Flash! According to UCSD, reading is UP!

I’ve just started through the study…I’m converting the pdf to have my Kindle read it to me on a commute, of course. 😉 

It’s a study from the University of California at San Diego about information consumption.   It’s by Roger E. Bohn and James E. Short. 

They say: 

“U.S. households in 2008 spent about 5 percent of their information time reading newspapers, magazines and books, which have declined in readership over the last fifty years.” 

 However, they say that reading itself has increased.  

They also say: 


“Printed books – on which Americans spent barely 2 percent of their information time, and 4 percent of words – may someday be displaced by digital devices such as the Amazon Kindle, but the electronic book platforms had more potential than actual readers in 2008. Yet, in many ways electronic documents have already taken over for paper…”

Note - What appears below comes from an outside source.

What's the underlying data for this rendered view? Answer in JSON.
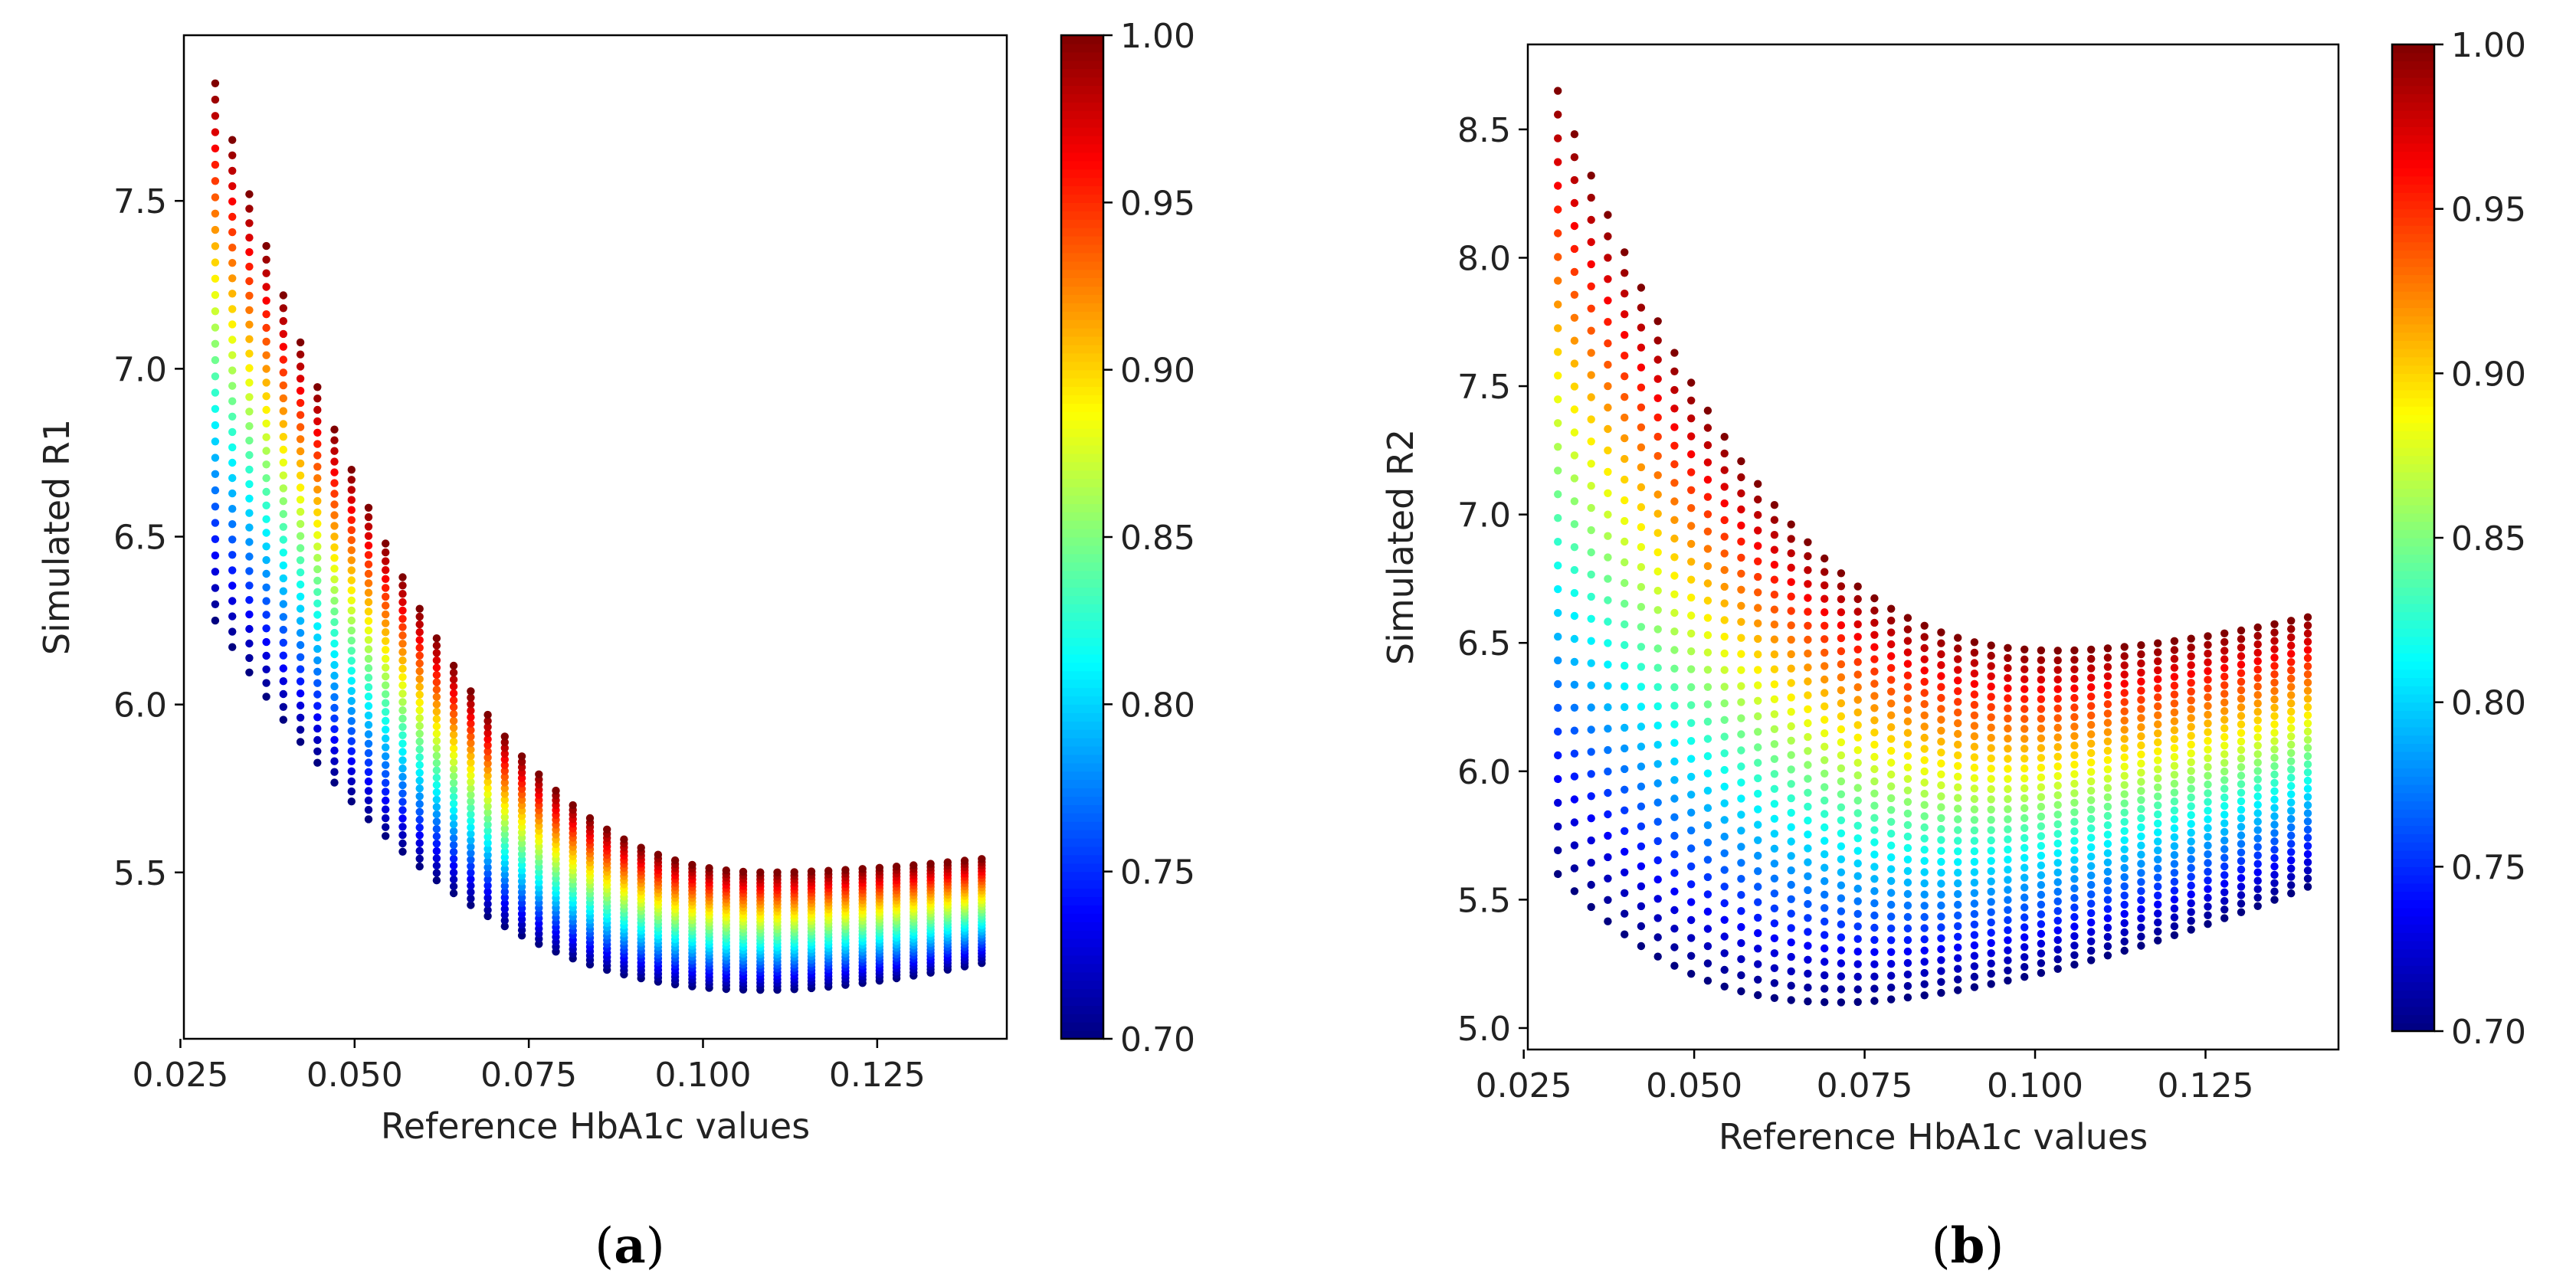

Looks like a great study!   I’ll let you know more when I’ve had a chance to go through it thoroughly. 

You can get it here.

On any Kindle except a Kindle one, you can download the pdf and just put it right into your Kindle’s documents folder, if you want.  I prefer being able to enlarge the text and use the text-to-speech, so I’m sending it for conversion to my free Kindle address (by putting the word “convert” in the subject line).  More on that in this previous post.  It’s possible it won’t be converted if it has security, but we’ll see.

This post by Bufo Calvin first appeared in the I Love My Kindle blog.

2 Responses to “Flash! According to UCSD, reading is UP!”

  1. Al Says:

    That report is unlikely to be useable on the converted version for the Kindle. The PDF is loaded with graphs, pictures, dual columns and other stuff that normally doesn’t translate well. It is not so large that it cannot be read on your computer however. If I remember, only 37 pages.

    • bufocalvin Says:

      Thanks for writing, Al!

      Actually, I’ve enjoyed listening to it on the commute. It does take a bit of mental discipline, since the captions for those images get stuck in the middle of the main text. I plan to look at the graphics on a computer after I’ve gone through the report.

      I’ve never been a big one for graphics…I used to drive my subordinates nuts when they would bring me an Excel graph on which they’d worked for hours, and I’d ask them to just give me the numbers instead. I am a little disappointed when people don’t provide a table under the graphic with the numbers for people who prefer that…but I know that’s not typical.